Por Augusto Rodríguez
Pienso que el año 2010 fue un año desigual, comparado a otros años, con respecto a la literatura ecuatoriana. Es muy difícil enumerar los libros leídos. Pero menciono algunas gratas lecturas: En poesía tenemos 17 puñaladas no son nada (antología personal) de Pedro Gil, Selección natural de Rafael Méndez Meneses, Nervios de guitarra de José Luis Villacreces, Antología poética de Carolina Patiño, Antropología pop (para árboles epilépticos) y Utolands de Luis Alberto Bravo, Las Memorias del III Encuentro Internacional de Poetas en Ecuador 2010-Poesía en Paralelo-editado por Xavier Oquendo Troncoso, Las Memorias del II y III Festival de Poesía Joven Ileana Espinel Cedeño del grupo cultural Buseta de papel.

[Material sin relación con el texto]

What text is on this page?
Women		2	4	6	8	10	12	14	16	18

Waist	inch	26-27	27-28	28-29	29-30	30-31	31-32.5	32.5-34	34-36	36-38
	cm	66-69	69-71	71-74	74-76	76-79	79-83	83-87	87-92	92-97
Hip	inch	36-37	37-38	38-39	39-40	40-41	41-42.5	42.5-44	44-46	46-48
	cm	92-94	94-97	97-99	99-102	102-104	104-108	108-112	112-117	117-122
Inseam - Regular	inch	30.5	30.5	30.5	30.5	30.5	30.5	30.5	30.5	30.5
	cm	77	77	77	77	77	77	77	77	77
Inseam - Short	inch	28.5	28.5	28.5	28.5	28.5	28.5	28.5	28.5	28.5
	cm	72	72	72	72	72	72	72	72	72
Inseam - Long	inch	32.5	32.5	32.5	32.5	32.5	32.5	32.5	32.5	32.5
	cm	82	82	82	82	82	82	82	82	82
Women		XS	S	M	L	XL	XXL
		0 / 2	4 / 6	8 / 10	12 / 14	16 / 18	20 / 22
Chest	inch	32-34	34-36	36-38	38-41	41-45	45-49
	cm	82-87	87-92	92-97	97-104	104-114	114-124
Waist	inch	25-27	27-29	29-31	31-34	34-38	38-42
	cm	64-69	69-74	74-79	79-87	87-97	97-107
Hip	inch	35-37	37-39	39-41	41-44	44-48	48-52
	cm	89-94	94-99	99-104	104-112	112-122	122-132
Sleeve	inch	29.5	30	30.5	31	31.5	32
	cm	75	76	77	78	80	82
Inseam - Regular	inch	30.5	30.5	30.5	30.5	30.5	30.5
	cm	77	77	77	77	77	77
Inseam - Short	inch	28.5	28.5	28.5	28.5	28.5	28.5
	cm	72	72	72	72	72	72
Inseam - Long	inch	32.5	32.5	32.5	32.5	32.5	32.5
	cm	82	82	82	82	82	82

El libro de ensayo sobre la vida y obra del poeta manabita Hugo Mayo La metálica luminosa de Freddy Ayala Plazarte. Los libros de cuentos Balas perdidas de Solange Rodríguez, Cuerva Crios de Silvia Stornaiolo, Cuentos para hacer dormir a una niña punk de Luis Alberto Bravo, Los engendros de la luna del Taller Cultural Retorno y Virgen de medianoche de Aminta Buenaño.
Las novelas La maniobra de Heimlich de Miguel Antonio Chávez, La piel del miedo de Javier Vásconez, Los descosidos de Eduardo Varas, El regreso del Cholo Cepeda de Fernando Iturburu, entre otros. Bienvenido año 2011.